Scraping a dynamic URL

B1rdEater · November 9, 2022, 8:20am

I would like to scrape a URL that is changing daily, because in the URL there is a ‘date’ argument. Is there a way to setup a scrape sensor in which the date is a variable in the URL and automaticly filled by HA based on the current date?

For example:

http:www.thisismyurl/index.html?date=20221109
Which works out to a logic like:
http:www.thisismyurl/index.html?date=$date
$date = sensor.date

If somebody knows a good guide I would be very happy as well :).

nickrout · November 9, 2022, 9:53am

Are you scraping or using a rest resource? Rest sensors use a templatable resource.

B1rdEater · November 9, 2022, 6:49pm

Scraping

nickrout · November 9, 2022, 7:06pm

Scrape resources are not templatable. You will need a commandline sensor. What is the output of the url.

B1rdEater · November 9, 2022, 7:51pm

I just found this integration; that might let me template my URL… but still looking into it.

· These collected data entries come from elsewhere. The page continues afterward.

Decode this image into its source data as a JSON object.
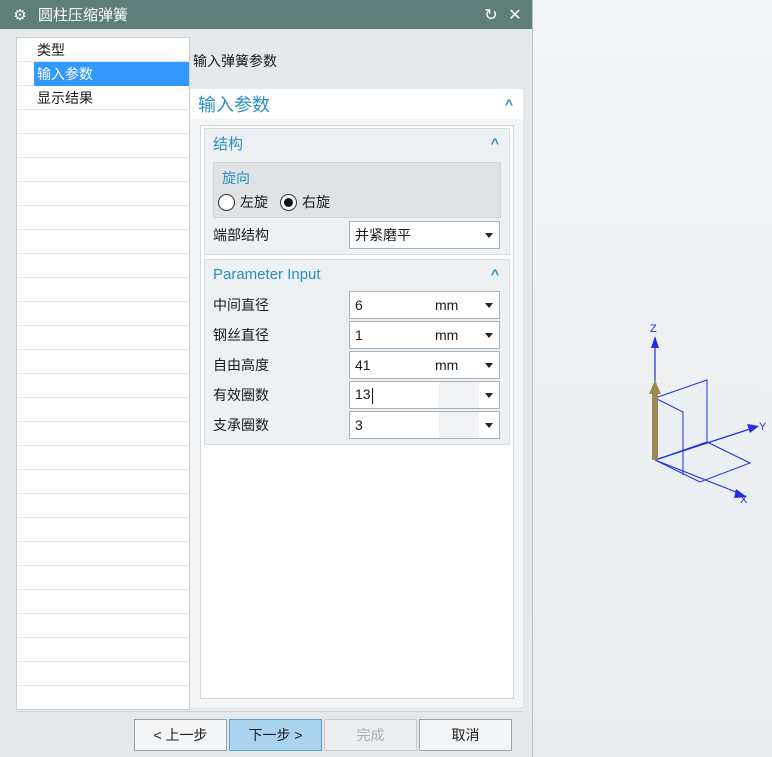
{
  "window": {
    "title": "圆柱压缩弹簧"
  },
  "steps": [
    "类型",
    "输入参数",
    "显示结果"
  ],
  "active_step": 1,
  "breadcrumb": "输入弹簧参数",
  "panel": {
    "title": "输入参数",
    "structure": {
      "title": "结构",
      "rotation": {
        "title": "旋向",
        "left_label": "左旋",
        "right_label": "右旋",
        "selected": "右旋"
      },
      "end_label": "端部结构",
      "end_value": "并紧磨平"
    },
    "params": {
      "title": "Parameter Input",
      "rows": [
        {
          "label": "中间直径",
          "value": "6",
          "unit": "mm"
        },
        {
          "label": "钢丝直径",
          "value": "1",
          "unit": "mm"
        },
        {
          "label": "自由高度",
          "value": "41",
          "unit": "mm"
        },
        {
          "label": "有效圈数",
          "value": "13",
          "unit": ""
        },
        {
          "label": "支承圈数",
          "value": "3",
          "unit": ""
        }
      ]
    }
  },
  "buttons": {
    "back": "< 上一步",
    "next": "下一步 >",
    "finish": "完成",
    "cancel": "取消"
  },
  "triad": {
    "x": "X",
    "y": "Y",
    "z": "Z"
  },
  "colors": {
    "titlebar": "#5e7e79",
    "accent": "#2a8fbf",
    "selection": "#3399ff"
  }
}
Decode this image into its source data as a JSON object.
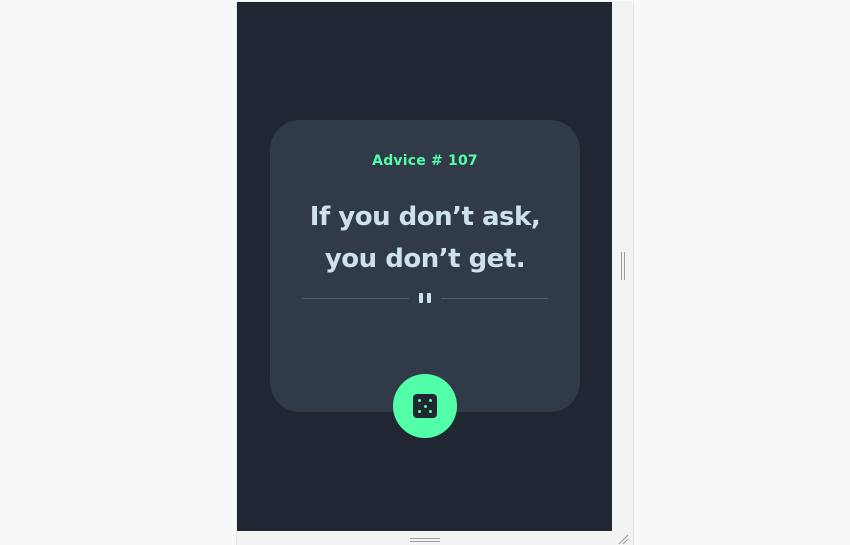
{
  "advice": {
    "id_label": "Advice # 107",
    "quote": "If you don’t ask, you don’t get."
  },
  "controls": {
    "generate_icon": "dice-icon",
    "divider_icon": "pause-icon"
  },
  "colors": {
    "page_bg": "#202632",
    "card_bg": "#313a49",
    "accent": "#52ffa8",
    "quote_text": "#cee3e9",
    "divider": "#4f5d74"
  }
}
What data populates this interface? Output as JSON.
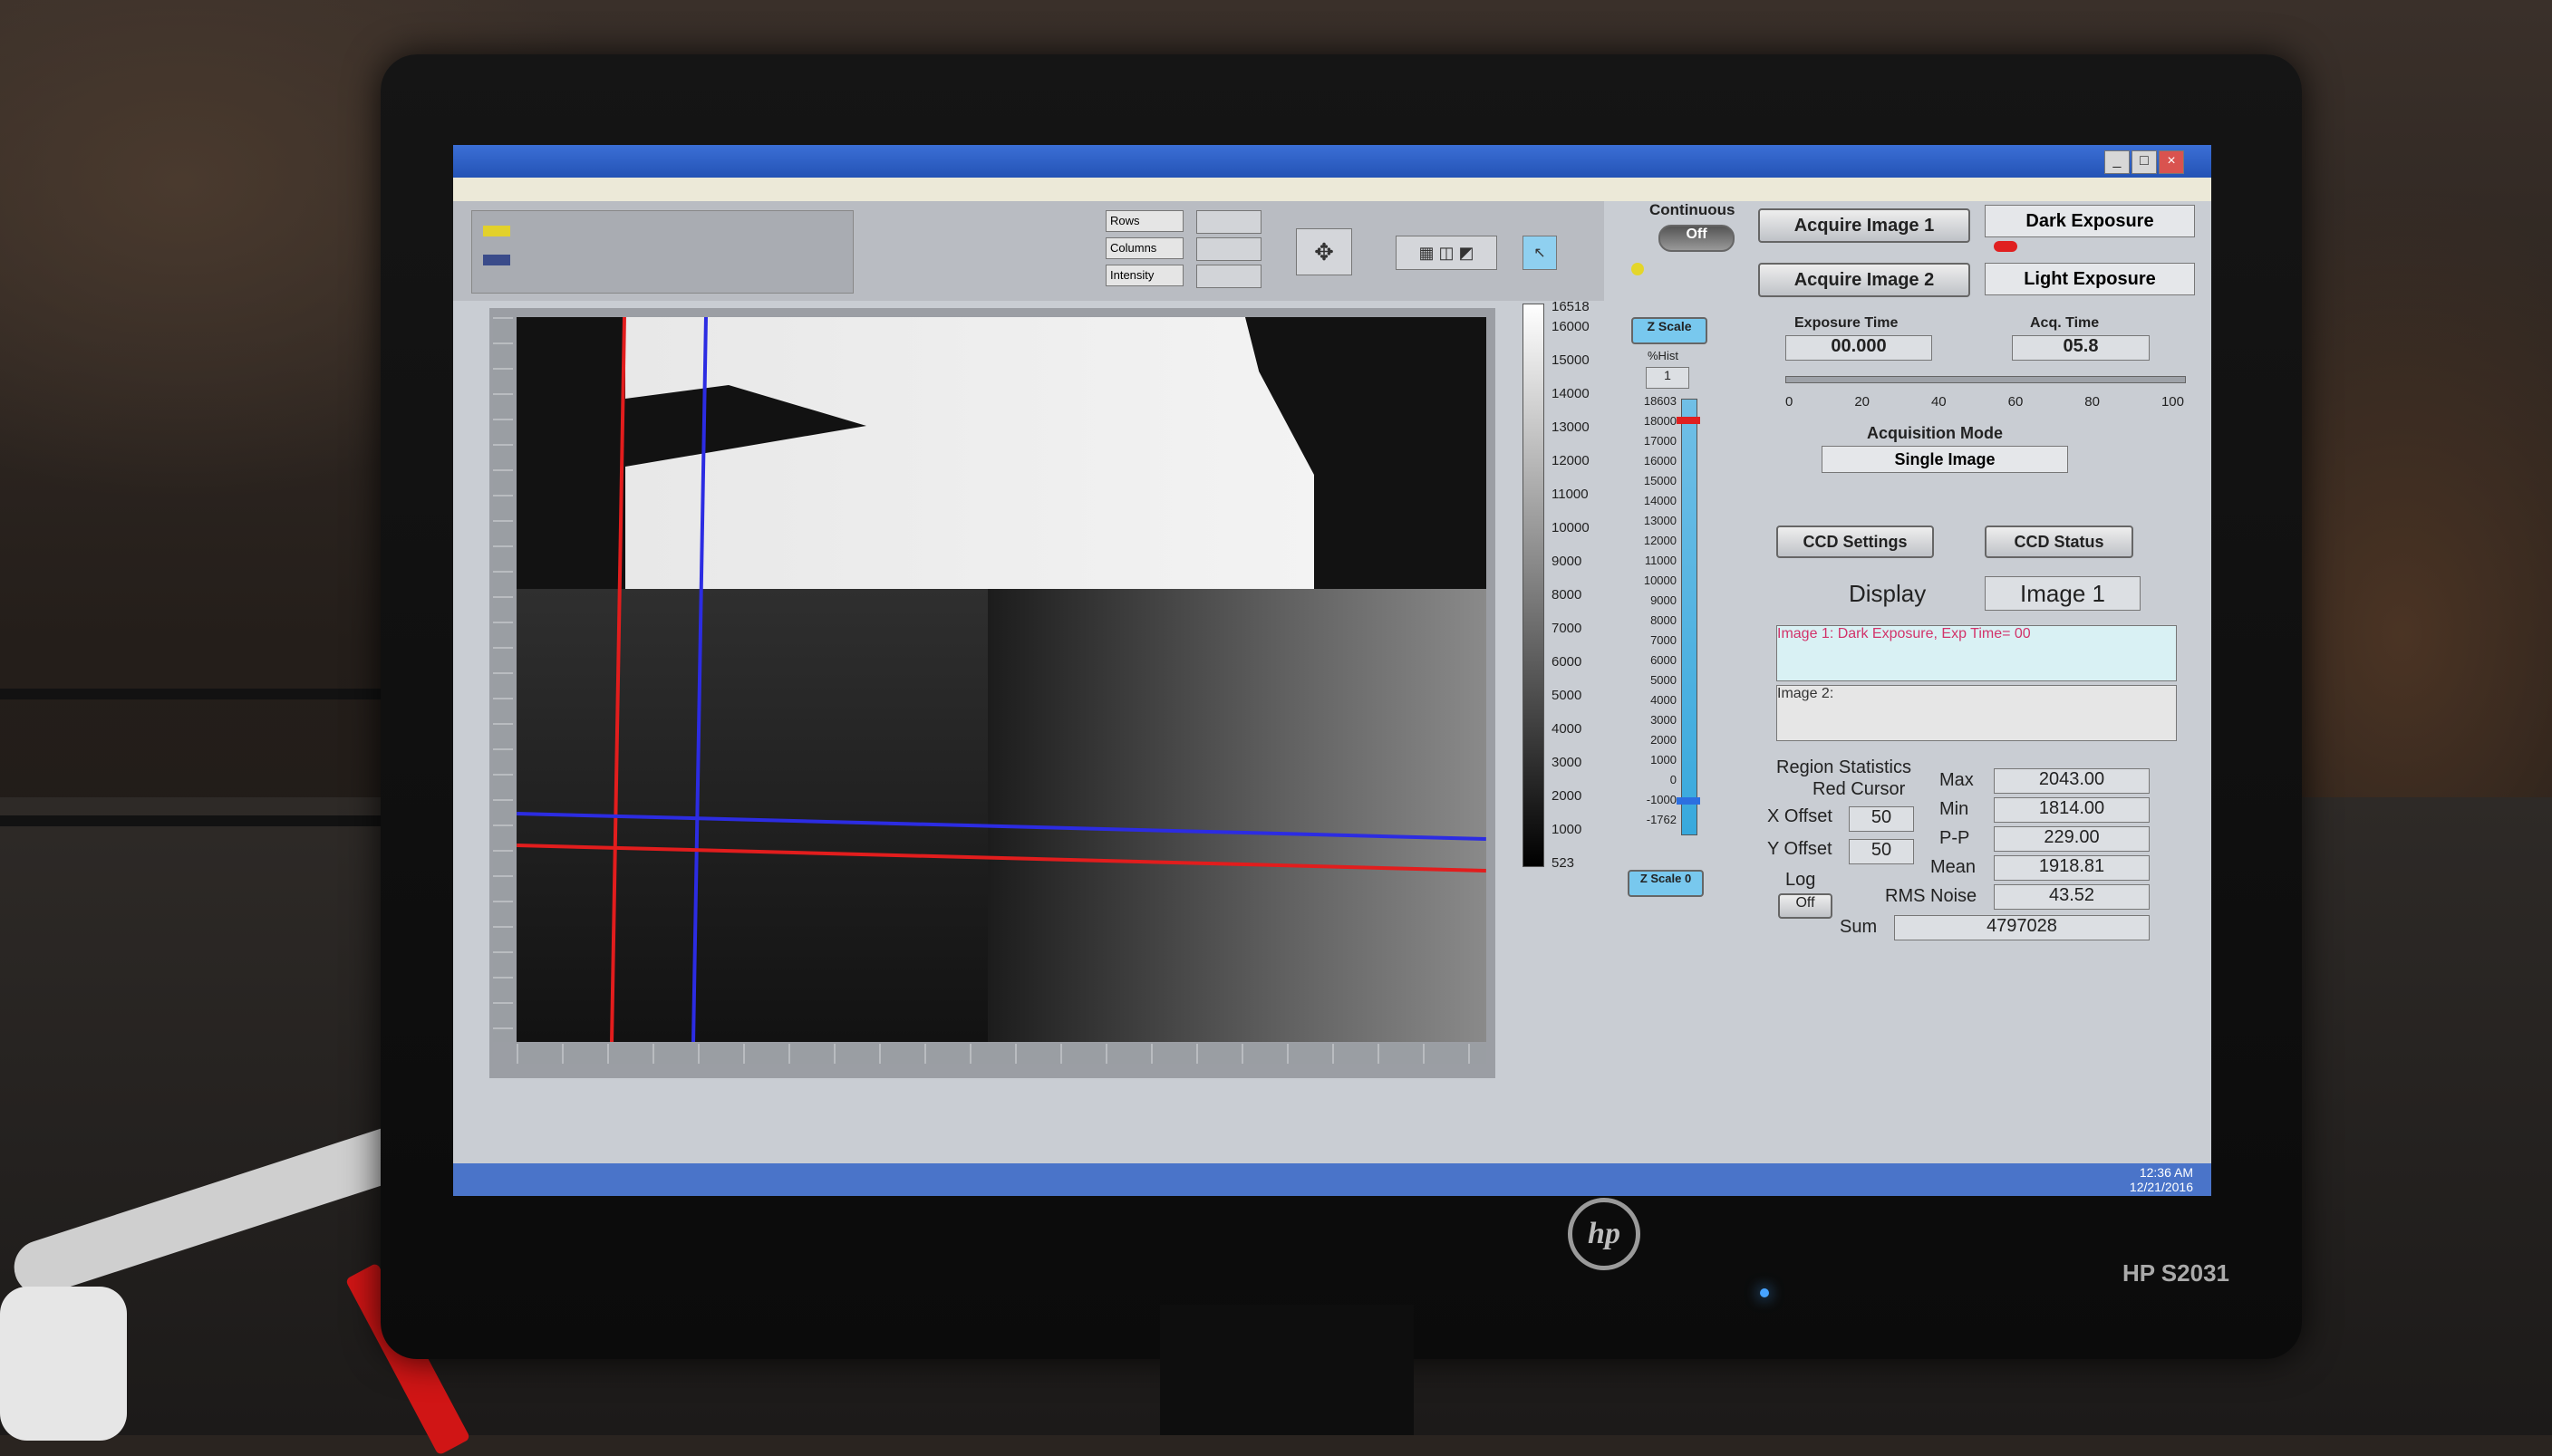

What is the output of the url → a webpage, on which I want to get the forecasted kWh for my solar arrays on a clear sky (so different than the forecasts integrations that excist in which the weather plays a role)

nickrout · November 9, 2022, 9:04pm

Good find, it allows resource_template. From their docs:

resource_template A template that will output an url after being rendered. Only required when resource is not provided. True template

B1rdEater · November 9, 2022, 10:08pm

Templating the URL seems to work :D. However, can’t get the scraping part working yet. Sensor reports ‘unknown’

nickrout · November 9, 2022, 10:28pm

Can’t possibly help without seeing the config and the logging.

B1rdEater · November 10, 2022, 6:35am

Will post some info today :). Was a little tired yesterday evening

nickrout · November 10, 2022, 6:39am

It is possibly an issue for the custom integration you are using. But I am happy to try out the integration and your settings to see if it works for me. And y’know, thanks, because many people ignore posting properly and refuse to edit their posts. Good on you.

B1rdEater · November 10, 2022, 6:43am

Seems like the CSS selector tag isn’t found. But that is what I get when I inspect the page using Chrome.

Log:

Logger: custom_components.multiscrape.sensor
Source: custom_components/multiscrape/sensor.py:163
Integration: Multiscrape scraping component (documentation, issues)
First occurred: 01:01:13 (401 occurrences)
Last logged: 07:41:13

Scraper_noname_0 # SolarEdge Clear Sky Predictions # Unable to scrape data: Could not find a tag for given selector Consider using debug logging and log_response for further investigation.

YAML:

sensor:
  - platform: time_date
    display_options:
        - 'date'

template:
    - sensor:
      - name: "Date Pvcalc"
        state: "{{ as_timestamp(states('sensor.date')) | timestamp_custom('%Y%m%d') }}"

multiscrape:
  - resource_template: https://www.thomasberger.be/pv/pvcalc/index.html?date={{states.sensor.date_pvcalc.state}}&long=6.333&lat=53.068&az=185&roof=38&peakw=3465&temp_coeff=-0.35&az2=0&roof2=0&peakw2=0&temp_coeff2=0
    scan_interval: 60
    sensor:
      - unique_id: solaredge_clearsky_predictions
        name: SolarEdge Clear Sky Predictions
        select: "#highcharts-0 > svg > text.highcharts-title > tspan:nth-child(3)"

B1rdEater · November 10, 2022, 9:10am

Mm, the data I try to scrape seems to be injected by javascripts behind this page. That might be the issue and not sure if that is solvable…

nickrout · November 10, 2022, 8:52pm

Surely this sort of data must be available in a proper api somewhere?

B1rdEater · November 10, 2022, 9:58pm

Unfortunalty it is not, most api’s I’ve found include weather… which I do not want. I am looking for predicted clear-sky solar yield.

nickrout · November 10, 2022, 10:07pm

This? Forecast.Solar - Home Assistant

B1rdEater · November 10, 2022, 10:08pm

Exactly; weather included. No clear-sky option

nickrout · November 10, 2022, 11:13pm

I see. Sorry I haven’t made a study of this. Why not ask thomasberger.be where they get their data?

B1rdEater · November 11, 2022, 9:51am

Thats exactly what I did yesterday evening; trying to convince him to recode it so that HASS can use it as an integration

B1rdEater · November 13, 2022, 8:10am

He is making a JSON

justone · January 9, 2023, 7:39pm

It there an easy way to trigger an update (not a fixed scan_interval) but something such another state changed?